A Stewart1, S Siddiqui2, E Flewers2 and P Siddal2
1Department of Anaesthetics and Critical Care Medicine, Sheffield Teaching Hospitals, Sheffield, UK
2Critical Care Unit, Barnsley District Hospital, Barnsley, UK
Rapid sequence induction (RSI) for the ICU patient is one of the highest risk interventions that we perform,1 yet in most units our airway assistants receive no formal training. In June 2013, we conducted a local audit project on a medium-sized district hospital ICU focusing on the highly important role of the ICU nurse during RSI within the critical care environment.2 Initial results demonstrated low levels of confidence and knowledge, and it became apparent that no formal training structure was in place to educate and prepare nurses for this high-risk intervention. We implemented a local teaching package comprising a mix of theory and simulation followed by a re-audit. We demonstrated significant improvements in all areas. Such was the positive feedback, we took the decision to develop a regional airway course to address this training issue.

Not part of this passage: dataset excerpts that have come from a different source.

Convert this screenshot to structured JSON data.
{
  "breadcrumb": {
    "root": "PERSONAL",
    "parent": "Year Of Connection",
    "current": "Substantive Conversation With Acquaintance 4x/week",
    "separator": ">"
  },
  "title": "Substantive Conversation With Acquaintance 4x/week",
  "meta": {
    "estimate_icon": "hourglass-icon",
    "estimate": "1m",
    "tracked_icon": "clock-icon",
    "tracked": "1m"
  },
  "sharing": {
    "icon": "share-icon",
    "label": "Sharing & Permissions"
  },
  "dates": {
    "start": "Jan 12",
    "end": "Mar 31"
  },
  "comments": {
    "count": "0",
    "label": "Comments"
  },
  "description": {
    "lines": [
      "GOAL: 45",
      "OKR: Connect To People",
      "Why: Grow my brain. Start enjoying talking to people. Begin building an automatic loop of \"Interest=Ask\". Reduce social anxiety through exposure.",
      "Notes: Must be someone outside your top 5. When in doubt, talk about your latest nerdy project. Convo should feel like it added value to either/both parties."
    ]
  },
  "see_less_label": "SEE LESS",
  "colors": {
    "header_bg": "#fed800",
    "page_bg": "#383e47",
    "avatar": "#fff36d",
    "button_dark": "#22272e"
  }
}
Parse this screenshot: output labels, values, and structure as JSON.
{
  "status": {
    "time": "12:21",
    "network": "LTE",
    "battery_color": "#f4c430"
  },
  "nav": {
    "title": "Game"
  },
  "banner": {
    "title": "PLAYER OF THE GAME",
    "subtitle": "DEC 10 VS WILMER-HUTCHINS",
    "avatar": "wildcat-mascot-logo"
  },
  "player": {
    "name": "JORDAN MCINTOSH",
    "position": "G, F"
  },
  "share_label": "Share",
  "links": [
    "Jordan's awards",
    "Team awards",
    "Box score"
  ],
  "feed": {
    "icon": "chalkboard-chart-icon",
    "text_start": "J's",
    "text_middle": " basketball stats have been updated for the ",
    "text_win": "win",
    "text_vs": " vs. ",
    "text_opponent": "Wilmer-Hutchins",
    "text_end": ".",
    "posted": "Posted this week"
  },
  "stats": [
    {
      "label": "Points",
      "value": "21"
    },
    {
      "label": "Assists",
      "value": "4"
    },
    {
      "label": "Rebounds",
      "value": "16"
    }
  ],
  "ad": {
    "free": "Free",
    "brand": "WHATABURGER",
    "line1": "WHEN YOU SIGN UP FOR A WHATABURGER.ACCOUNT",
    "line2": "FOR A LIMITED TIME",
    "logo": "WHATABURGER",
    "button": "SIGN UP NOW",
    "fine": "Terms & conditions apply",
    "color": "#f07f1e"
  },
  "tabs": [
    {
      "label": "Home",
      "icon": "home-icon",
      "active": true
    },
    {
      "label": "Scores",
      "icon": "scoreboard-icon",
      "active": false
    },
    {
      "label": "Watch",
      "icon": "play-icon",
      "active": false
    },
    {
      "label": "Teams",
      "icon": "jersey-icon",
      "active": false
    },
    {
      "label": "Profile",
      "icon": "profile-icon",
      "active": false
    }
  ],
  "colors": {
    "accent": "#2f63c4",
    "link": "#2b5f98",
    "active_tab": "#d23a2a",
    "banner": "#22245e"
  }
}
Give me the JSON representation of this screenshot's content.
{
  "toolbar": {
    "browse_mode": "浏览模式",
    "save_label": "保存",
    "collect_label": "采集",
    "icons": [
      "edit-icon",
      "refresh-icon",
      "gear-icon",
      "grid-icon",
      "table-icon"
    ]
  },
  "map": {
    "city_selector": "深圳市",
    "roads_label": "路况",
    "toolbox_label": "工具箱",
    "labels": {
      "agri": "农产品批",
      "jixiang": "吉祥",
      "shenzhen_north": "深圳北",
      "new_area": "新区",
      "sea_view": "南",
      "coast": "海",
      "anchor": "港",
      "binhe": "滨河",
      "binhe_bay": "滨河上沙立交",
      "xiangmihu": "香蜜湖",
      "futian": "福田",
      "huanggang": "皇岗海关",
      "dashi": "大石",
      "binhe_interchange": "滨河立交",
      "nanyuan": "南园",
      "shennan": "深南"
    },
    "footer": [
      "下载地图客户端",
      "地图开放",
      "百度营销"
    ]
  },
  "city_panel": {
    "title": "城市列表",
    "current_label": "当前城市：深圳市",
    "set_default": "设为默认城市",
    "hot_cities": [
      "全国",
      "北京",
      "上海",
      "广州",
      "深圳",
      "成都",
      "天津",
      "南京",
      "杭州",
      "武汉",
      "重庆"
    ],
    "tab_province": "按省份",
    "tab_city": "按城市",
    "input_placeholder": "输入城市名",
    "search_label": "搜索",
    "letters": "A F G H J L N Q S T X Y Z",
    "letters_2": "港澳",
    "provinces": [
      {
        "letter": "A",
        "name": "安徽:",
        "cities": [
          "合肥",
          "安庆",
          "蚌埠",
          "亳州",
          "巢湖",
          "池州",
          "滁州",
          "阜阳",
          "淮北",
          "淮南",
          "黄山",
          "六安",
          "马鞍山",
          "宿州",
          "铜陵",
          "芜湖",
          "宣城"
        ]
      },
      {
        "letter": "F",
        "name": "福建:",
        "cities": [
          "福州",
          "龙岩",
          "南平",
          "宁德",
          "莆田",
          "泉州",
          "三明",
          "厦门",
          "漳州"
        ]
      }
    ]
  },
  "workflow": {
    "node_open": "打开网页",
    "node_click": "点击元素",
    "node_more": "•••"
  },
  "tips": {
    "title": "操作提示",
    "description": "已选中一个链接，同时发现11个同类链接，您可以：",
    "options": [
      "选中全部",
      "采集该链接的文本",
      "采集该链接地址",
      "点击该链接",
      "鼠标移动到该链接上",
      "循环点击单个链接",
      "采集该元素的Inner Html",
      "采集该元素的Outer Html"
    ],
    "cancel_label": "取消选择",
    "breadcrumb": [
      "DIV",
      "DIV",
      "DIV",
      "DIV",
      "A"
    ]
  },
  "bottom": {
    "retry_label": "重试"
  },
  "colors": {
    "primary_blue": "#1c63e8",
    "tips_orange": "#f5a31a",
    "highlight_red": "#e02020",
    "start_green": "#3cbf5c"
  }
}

South Yorkshire Airway Assistant Course (SYAAC) is an intensive regional critical care airway course designed specifically for the requirements of ICU nursing staff. Run by a committed multidisciplinary faculty, the aim is to provide nurses with the knowledge, confidence and skill to competently assist with RSI as members of a critical care airway team. The course begins with a series of tailored lectures providing candidates with a solid working knowledge of all aspects of high-risk RSI within the critical care environment. Topics covered include: the origins of RSI and the various modifications that maybe implemented, detailed information regarding drugs, optimization strategies utilised prior to induction and a lecture centred on the complications that may arise following induction. The afternoon proceeds with multiple small group teaching sessions. Faculty members receive detailed blue prints in advance to ensure a standardised approach is delivered throughout. Sessions include: simulation exercises, a cricoid pressure ‘masterclass’ and the final session is a dedicated airway equipment workshop. Candidates then sit a multiple choice question (MCQ) paper under exam conditions followed by a simulation test.

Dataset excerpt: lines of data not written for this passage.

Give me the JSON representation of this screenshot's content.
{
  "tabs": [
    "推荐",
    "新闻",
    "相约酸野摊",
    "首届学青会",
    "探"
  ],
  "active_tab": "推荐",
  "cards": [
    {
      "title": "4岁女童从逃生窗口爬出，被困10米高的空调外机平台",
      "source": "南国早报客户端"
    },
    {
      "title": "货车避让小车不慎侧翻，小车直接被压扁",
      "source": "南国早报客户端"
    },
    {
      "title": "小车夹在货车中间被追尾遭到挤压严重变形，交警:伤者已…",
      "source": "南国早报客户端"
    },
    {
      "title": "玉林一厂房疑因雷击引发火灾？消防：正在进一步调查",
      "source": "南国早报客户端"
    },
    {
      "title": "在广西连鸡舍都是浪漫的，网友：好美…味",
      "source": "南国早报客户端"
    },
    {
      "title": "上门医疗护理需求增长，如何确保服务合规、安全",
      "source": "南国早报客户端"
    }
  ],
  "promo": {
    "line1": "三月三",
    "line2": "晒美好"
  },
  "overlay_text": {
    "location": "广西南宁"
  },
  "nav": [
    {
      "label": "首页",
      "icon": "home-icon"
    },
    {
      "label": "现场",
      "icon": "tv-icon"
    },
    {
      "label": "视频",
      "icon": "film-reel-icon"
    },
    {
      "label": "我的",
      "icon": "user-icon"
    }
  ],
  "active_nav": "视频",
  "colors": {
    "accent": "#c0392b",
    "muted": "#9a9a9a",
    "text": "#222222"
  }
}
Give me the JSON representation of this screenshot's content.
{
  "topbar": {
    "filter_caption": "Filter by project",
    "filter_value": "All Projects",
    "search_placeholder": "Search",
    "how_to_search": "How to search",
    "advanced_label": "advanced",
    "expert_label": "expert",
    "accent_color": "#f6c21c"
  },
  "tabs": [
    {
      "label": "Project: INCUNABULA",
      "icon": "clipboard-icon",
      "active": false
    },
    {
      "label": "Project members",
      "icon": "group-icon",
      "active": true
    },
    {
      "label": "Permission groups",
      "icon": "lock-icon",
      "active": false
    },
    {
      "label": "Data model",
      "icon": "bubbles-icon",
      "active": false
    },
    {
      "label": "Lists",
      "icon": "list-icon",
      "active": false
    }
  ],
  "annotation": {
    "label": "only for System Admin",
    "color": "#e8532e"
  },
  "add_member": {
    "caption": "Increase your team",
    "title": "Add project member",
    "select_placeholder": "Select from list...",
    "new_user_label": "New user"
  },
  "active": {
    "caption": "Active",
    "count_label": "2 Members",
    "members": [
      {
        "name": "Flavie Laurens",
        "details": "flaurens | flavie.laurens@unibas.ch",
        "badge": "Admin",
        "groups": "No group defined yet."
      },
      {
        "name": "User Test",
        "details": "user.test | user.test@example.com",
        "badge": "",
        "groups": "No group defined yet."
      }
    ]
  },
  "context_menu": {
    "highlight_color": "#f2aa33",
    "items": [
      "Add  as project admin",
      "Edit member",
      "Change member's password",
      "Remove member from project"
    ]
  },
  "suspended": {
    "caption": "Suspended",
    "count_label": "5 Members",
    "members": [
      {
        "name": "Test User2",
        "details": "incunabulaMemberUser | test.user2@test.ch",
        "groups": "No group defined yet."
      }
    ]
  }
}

The first intake of candidates passed both the MCQ and simulation test at the first attempt achieving average scores of 80% and 93%, respectively. Candidates are asked to complete pre- and post-course questionnaires to facilitate audit. For the first intake, overall confidence improved dramatically with an average pre-course score of 4.2/10 increasing to 8.7/10 following the course. Knowledge relating to airway equipment and drugs showed similar increases. Thus far, the course has been delivered twice with a third date set for the Autumn. We have been delighted to receive excellent feedback across the board, and it is clear that demand for the course is increasing significantly.
We conclude that SYAAC is an effective training tool in the preparation of ICU nurses for their important role as members of the critical care airway team. We hope this will translate into improved clinical safety as increasing numbers of nursing staff successfully complete this tailored training process.